Avec son équipe, le Dr Charlin a défini quatre thèmes de recherche pédagogique : le raisonnement clinique, l’apprentissage par simulations, les nouvelles technologies et l’apprentissage du professionnalisme.
« Aujourd’hui, nous attendons davantage du professionnel. La vision est plus large. Et la question de l’évaluation est cruciale », commente le directeur de la recherche en pédagogie à la Faculté de médecine.
Raisonnement clinique et imagerie médicale
Bernard Charlin planche sur les manières les plus efficaces d’assister celui qui éprouve de la difficulté à produire un raisonnement clinique dans le contexte d’incertitude qui caractérise la résolution de problèmes dans les sciences de la santé. « Poser un diagnostic aujourd’hui, c’est apprendre à gérer l’incertitude », résume le Dr Charlin.
Ce dernier multiplie les initiatives. Il a entre autres contribué à la mise sur pied d’un réseau de chercheurs intéressés par le raisonnement clinique. Les experts proviennent de plusieurs universités et disciplines.
Les outils de formation et de perfectionnement sont nombreux pour qui sait les utiliser à bon escient. L’apprentissage par simulations, notamment, constitue un volet de la recherche que personne ne peut négliger et qui suscite de grands espoirs. Mais encore là, un certain encadrement s’impose, selon le Dr Charlin : « En médecine, nous évoluons avec l’avancée des technologies. Mais si nous investissons temps et argent, nous devons être certains d’obtenir ce que nous voulons », prévient-il.
Bernard Charlin cite l’enseignement de la laparoscopie. L’étudiant procède aux gestes essentiels de l’opération sur des bancs de simulation et on lui attribue une note.
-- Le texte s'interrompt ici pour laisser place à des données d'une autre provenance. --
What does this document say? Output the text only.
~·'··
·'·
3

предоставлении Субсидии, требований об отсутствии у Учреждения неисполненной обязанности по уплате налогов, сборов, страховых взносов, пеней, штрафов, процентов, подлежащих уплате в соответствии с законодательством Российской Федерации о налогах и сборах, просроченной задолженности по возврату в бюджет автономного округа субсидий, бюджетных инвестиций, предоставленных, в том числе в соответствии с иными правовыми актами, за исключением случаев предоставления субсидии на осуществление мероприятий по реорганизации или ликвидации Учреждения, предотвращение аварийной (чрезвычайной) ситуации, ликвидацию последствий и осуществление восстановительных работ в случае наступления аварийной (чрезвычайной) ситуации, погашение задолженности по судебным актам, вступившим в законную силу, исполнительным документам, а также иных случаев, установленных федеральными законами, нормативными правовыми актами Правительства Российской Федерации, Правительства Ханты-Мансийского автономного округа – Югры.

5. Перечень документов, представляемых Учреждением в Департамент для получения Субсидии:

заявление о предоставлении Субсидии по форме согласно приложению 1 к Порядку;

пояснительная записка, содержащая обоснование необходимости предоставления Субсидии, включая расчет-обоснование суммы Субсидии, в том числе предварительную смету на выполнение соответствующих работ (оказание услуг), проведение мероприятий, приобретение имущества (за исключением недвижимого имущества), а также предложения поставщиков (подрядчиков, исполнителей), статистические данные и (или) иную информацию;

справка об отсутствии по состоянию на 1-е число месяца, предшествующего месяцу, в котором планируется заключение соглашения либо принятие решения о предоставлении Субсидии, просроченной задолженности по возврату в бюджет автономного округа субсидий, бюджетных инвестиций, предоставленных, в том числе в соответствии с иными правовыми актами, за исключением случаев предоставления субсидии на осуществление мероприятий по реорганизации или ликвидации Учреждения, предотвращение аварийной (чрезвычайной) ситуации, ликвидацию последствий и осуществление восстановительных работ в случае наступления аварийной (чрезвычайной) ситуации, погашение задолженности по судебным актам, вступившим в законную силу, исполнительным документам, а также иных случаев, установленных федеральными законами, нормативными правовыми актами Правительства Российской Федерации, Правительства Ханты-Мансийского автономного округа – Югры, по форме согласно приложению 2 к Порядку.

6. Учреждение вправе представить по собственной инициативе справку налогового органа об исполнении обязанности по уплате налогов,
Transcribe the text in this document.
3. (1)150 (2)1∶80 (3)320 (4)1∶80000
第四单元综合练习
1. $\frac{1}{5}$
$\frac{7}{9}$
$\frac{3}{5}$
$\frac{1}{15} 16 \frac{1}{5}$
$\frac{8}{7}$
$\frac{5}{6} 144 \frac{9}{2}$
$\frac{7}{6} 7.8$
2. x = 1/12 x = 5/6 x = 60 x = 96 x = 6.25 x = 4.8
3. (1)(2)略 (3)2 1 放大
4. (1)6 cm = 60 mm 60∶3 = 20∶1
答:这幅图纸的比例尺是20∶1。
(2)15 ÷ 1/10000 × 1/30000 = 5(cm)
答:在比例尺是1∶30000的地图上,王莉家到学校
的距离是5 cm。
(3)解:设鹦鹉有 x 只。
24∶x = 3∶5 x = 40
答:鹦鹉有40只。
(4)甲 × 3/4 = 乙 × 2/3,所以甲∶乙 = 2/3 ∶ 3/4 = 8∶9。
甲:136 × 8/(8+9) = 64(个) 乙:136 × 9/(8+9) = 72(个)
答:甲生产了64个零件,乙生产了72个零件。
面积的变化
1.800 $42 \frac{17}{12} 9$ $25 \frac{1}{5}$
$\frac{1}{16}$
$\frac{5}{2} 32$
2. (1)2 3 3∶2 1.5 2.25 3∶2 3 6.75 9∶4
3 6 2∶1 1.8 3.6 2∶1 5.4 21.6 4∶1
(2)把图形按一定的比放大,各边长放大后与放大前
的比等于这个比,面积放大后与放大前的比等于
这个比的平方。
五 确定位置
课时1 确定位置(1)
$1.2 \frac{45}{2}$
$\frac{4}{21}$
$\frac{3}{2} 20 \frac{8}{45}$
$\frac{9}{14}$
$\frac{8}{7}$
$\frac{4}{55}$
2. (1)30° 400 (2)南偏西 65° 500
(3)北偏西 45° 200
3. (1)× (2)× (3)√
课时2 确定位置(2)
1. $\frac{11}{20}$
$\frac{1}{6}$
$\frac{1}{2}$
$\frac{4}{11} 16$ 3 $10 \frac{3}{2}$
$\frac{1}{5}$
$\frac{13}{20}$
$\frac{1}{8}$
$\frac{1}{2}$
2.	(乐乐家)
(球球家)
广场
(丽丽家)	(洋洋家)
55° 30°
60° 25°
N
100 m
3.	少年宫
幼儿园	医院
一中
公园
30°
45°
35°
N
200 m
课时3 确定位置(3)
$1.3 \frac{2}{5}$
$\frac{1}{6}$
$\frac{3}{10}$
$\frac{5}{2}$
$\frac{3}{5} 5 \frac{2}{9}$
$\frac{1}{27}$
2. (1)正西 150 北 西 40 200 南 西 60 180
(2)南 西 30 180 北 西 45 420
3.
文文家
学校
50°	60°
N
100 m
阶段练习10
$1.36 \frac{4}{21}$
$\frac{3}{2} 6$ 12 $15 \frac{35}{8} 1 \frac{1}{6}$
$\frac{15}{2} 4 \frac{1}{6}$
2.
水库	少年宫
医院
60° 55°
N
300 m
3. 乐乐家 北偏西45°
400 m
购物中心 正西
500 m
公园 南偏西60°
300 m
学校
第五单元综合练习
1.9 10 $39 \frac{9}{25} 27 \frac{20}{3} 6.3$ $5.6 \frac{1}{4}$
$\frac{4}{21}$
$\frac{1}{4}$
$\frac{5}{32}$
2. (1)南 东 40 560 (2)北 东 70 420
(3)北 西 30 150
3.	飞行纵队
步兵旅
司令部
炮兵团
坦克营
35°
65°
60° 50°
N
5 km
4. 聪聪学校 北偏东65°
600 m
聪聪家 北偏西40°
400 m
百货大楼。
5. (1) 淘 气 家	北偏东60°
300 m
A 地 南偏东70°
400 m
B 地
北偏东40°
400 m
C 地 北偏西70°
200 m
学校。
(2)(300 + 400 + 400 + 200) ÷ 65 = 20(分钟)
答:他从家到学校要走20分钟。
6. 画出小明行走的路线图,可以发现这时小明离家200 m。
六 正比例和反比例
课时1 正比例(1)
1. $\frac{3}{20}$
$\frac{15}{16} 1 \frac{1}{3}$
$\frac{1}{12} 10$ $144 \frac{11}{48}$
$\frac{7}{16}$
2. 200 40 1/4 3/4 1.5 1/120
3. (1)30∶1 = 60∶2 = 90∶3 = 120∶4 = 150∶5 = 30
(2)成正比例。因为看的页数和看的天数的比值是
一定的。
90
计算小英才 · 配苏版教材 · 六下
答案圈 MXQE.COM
Auparavant, en chirurgie, on laissait l’étudiant observer plusieurs cas et, graduellement, on le laissait accomplir une partie des gestes en l’accompagnant avant de le laisser seul. Cet enseignement comporte ses inconvénients et ses avantages et il faut être au fait des premiers et des seconds, souligne Bernard Charlin.
Mais les nouvelles technologies ont ouvert à la médecine des champs beaucoup plus vastes. Par exemple, l’étudiant peut attentivement regarder la radiographie d’un poumon et cliquer sur la partie de l’organe sur laquelle il veut poser un diagnostic. Il pourra ainsi confronter son analyse avec celle de 10 experts.
Le secteur de la formation continue de la Faculté, dirigé par le Dr Robert Thivierge, vicedoyen adjoint, voit là de grandes possibilités, à une époque où les médecins sont devenus des gens très occupés. Mais Internet permet aussi aux médecins de trouver l’information recherchée au moment où ils en ont besoin.
Un médecin qui s’interroge sur la meilleure manière de traiter la pression artérielle d’un patient dont le dossier signale d’autres complications peut avoir rapidement accès à des commentaires d’experts grâce à Internet.
Pour l’équipe du futur centre d’excellence de l’enseignement de la Faculté, l’avenir s’annonce certes changeant et de plus en plus complexe mais également rempli de défis et de promesses.